Halte à la spoliation en RD Congo
Daniel Balint-Kurti, chef de campagne de Global Witness en RD Congo
En République démocratique du Congo, les statistiques donnent des impressions contradictoires. L’an dernier, le PIB du pays a fait un bond impressionnant de 7 %, et la production de cuivre a dépassé les 600 000 tonnes – une hausse vertigineuse comparée aux 16 000 tonnes produites en 2003. Mais d’autres éléments assombrissent nettement le tableau. En 2011, le pays arrivait en dernière position de l’indice de la faim dans le monde et dégringolait en dernière place de l’indice onusien de développement humain.
À Kinshasa, les enfants doivent régulièrement passer une journée ou plus sans manger, et des diplômés en droit se trouvent contraints de voler. Comme si une telle misère ne suffisait pas, le pays doit composer avec une multitude de rébellions. L’année 2012 a été marquée par l’émergence dans l’est du pays du M23, qui, avec le soutien supposé du Rwanda voisin, a brièvement pris Goma en novembre.
Pourquoi, malgré l’amélioration des statistiques macroéconomiques, la vie est-elle devenue plus difficile pour les Congolais ? La réponse réside en partie dans la mauvaise gouvernance du secteur minier et son pillage par les groupes armés. S’attaquer à ces problèmes ne suppose pas simplement une action gouvernementale, mais également un changement dans l’attitude des bailleurs de fonds et des compagnies.
Le scandale des « ventes secrètes » illustre à merveille cette mauvaise gouvernance. Des compagnies offshore (enregistrées dans des paradis fiscaux) contrôlées par un proche du président Kabila se sont vu octroyer les blocs miniers et pétroliers des entreprises publiques, parfois pour à peine 5 % de leur valeur. Ces sociétés réalisent de beaux bénéfices en signant des partenariats avec des opérateurs internationaux.
Il est plus que probable que les rebelles du M23 ont été financés par le commerce des « minerais de la guerre »
En conséquence, le gros des bénéfices des ventes de blocs miniers et pétroliers revient à ces entités offshore très discrètes plutôt qu’à l’État. Cela constitue un pied de nez aux serments anticorruption et de transparence du gouvernement et remet en question son engagement dans les diverses initiatives pour une meilleure gouvernance minière, à l’image de l’Initiative pour la transparence dans les industries extractives (ITIE).
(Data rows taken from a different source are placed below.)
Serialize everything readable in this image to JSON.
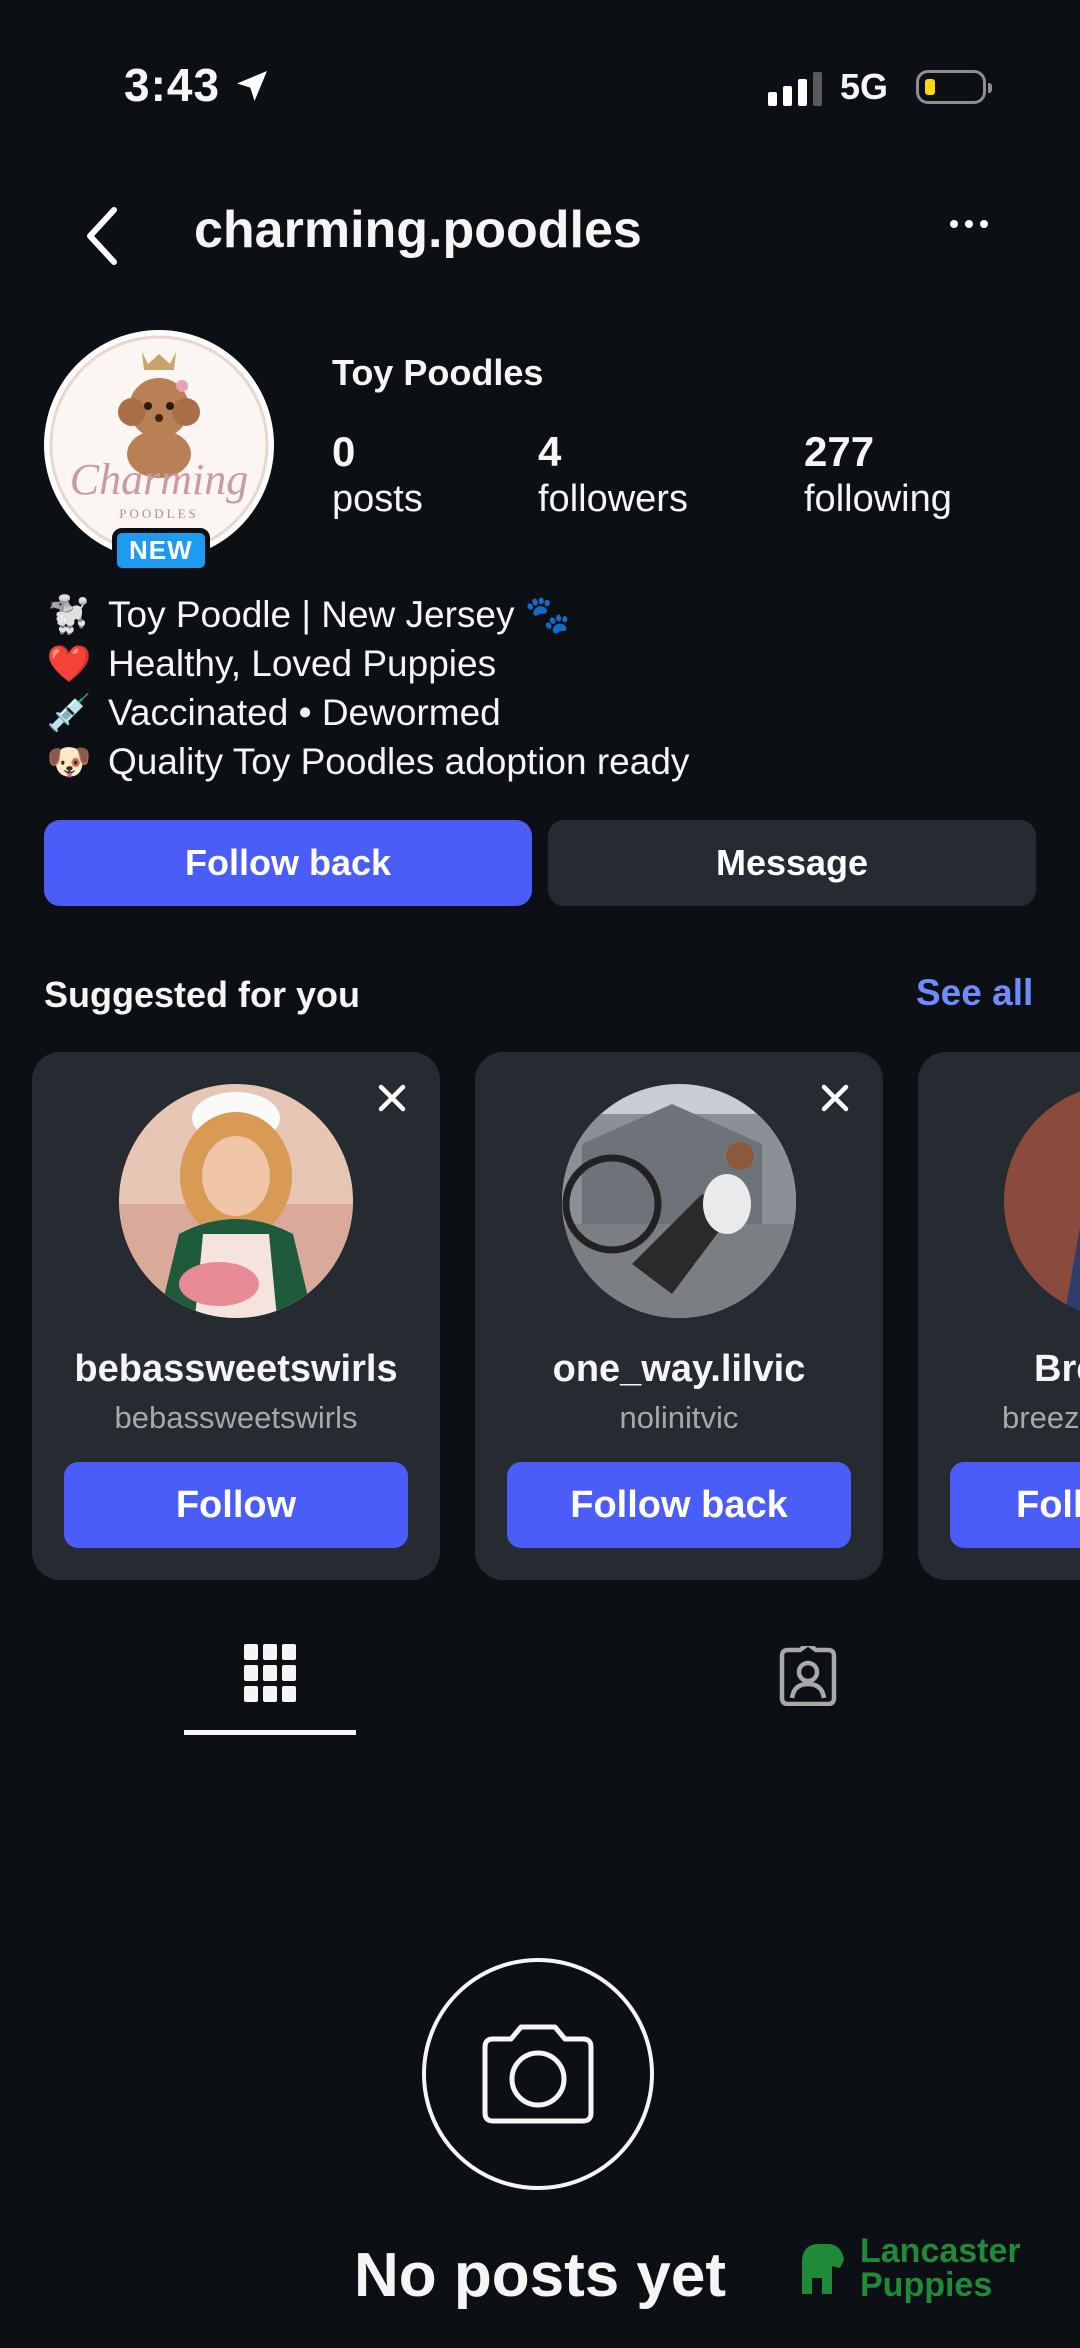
{
  "status_bar": {
    "time": "3:43",
    "network": "5G"
  },
  "header": {
    "username": "charming.poodles"
  },
  "profile": {
    "avatar_badge": "NEW",
    "display_name": "Toy Poodles",
    "stats": [
      {
        "value": "0",
        "label": "posts"
      },
      {
        "value": "4",
        "label": "followers"
      },
      {
        "value": "277",
        "label": "following"
      }
    ],
    "bio": [
      {
        "emoji": "🐩",
        "text": "Toy Poodle | New Jersey 🐾"
      },
      {
        "emoji": "❤️",
        "text": "Healthy, Loved Puppies"
      },
      {
        "emoji": "💉",
        "text": "Vaccinated • Dewormed"
      },
      {
        "emoji": "🐶",
        "text": "Quality Toy Poodles adoption ready"
      }
    ],
    "avatar_logo_text": "Charming",
    "avatar_logo_subtext": "POODLES"
  },
  "actions": {
    "follow_back": "Follow back",
    "message": "Message"
  },
  "suggested": {
    "title": "Suggested for you",
    "see_all": "See all",
    "cards": [
      {
        "name": "bebassweetswirls",
        "handle": "bebassweetswirls",
        "button": "Follow"
      },
      {
        "name": "one_way.lilvic",
        "handle": "nolinitvic",
        "button": "Follow back"
      },
      {
        "name": "Bre",
        "handle": "breez",
        "button": "Foll"
      }
    ]
  },
  "empty_state": {
    "title": "No posts yet"
  },
  "watermark": {
    "line1": "Lancaster",
    "line2": "Puppies"
  },
  "colors": {
    "background": "#0c1014",
    "accent": "#4a5df9",
    "link": "#6f8cff",
    "card": "#262a31"
  },
  "icons": [
    "location-arrow-icon",
    "signal-icon",
    "battery-icon",
    "back-chevron-icon",
    "more-icon",
    "close-icon",
    "grid-icon",
    "tagged-icon",
    "camera-icon"
  ]
}
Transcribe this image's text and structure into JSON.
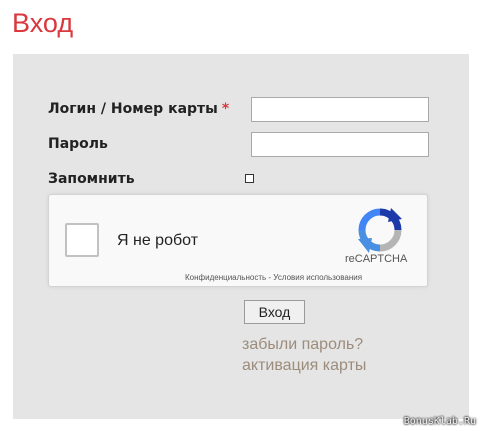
{
  "page": {
    "title": "Вход"
  },
  "form": {
    "login_label": "Логин / Номер карты",
    "required_mark": "*",
    "password_label": "Пароль",
    "remember_label": "Запомнить",
    "login_value": "",
    "password_value": "",
    "remember_checked": false
  },
  "recaptcha": {
    "checkbox_label": "Я не робот",
    "brand": "reCAPTCHA",
    "privacy_link": "Конфиденциальность",
    "separator": " - ",
    "terms_link": "Условия использования"
  },
  "actions": {
    "submit_label": "Вход",
    "forgot_password": "забыли пароль?",
    "activate_card": "активация карты"
  },
  "watermark": "BonusKlab.Ru",
  "colors": {
    "title": "#d9383d",
    "required": "#d9383d",
    "panel": "#e5e5e5",
    "links": "#9c8c7c"
  }
}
La révision des codes minier et pétrolier pourrait contribuer à rectifier les choses, notamment s’ils stipulent que les blocs miniers et pétroliers des sociétés publiques doivent être vendus via des appels d’offres publics. Cela assurerait au pays des revenus correspondant à ses ressources, en plus de servir de garde-fou contre la corruption.
Davantage d’efforts sont également nécessaires pour s’attaquer au problème majeur des « minerais de la guerre » dans l’est du pays. Il est plus que probable que les rebelles du M23 ont été financés par le commerce de ces minerais, qui a aussi été une source de profit personnel pour les officiers congolais.
En août 2012, la Securities and Exchange Commission (SEC, le gendarme de la Bourse aux États-Unis) a publié des règles édictant comment les entreprises américaines doivent s’assurer qu’elles n’achètent pas des minerais de la guerre. Ces règles constituent des dispositions similaires à celles de l’Organisation de coopération et de développement économiques (OCDE) ainsi qu’à un arrêté congolais. Certaines sociétés se sont défendues en poursuivant la SEC en justice, sous prétexte que cette règle est coûteuse. Une réaction qui ne peut qu’être préjudiciable au pays. S’attaquer au problème des minerais de la guerre est essentiel pour mettre fin au cycle de la violence dans l’est du pays.
Les compagnies doivent réaliser qu’elles amélioreront leur image de marque si elles se montrent plus concernées par cette cause. Prenant conscience de cela, certaines sociétés qui utilisent de l’étain, du tantale, du tungstène et de l’or en provenance de RD Congo ont mis en place des chaînes d’approvisionnement en circuit fermé, leur permettant d’être impliquées depuis la mine jusqu’à l’usine de production. Voici le genre d’innovations dont le pays a besoin, plutôt que d’atermoiements et de blocages.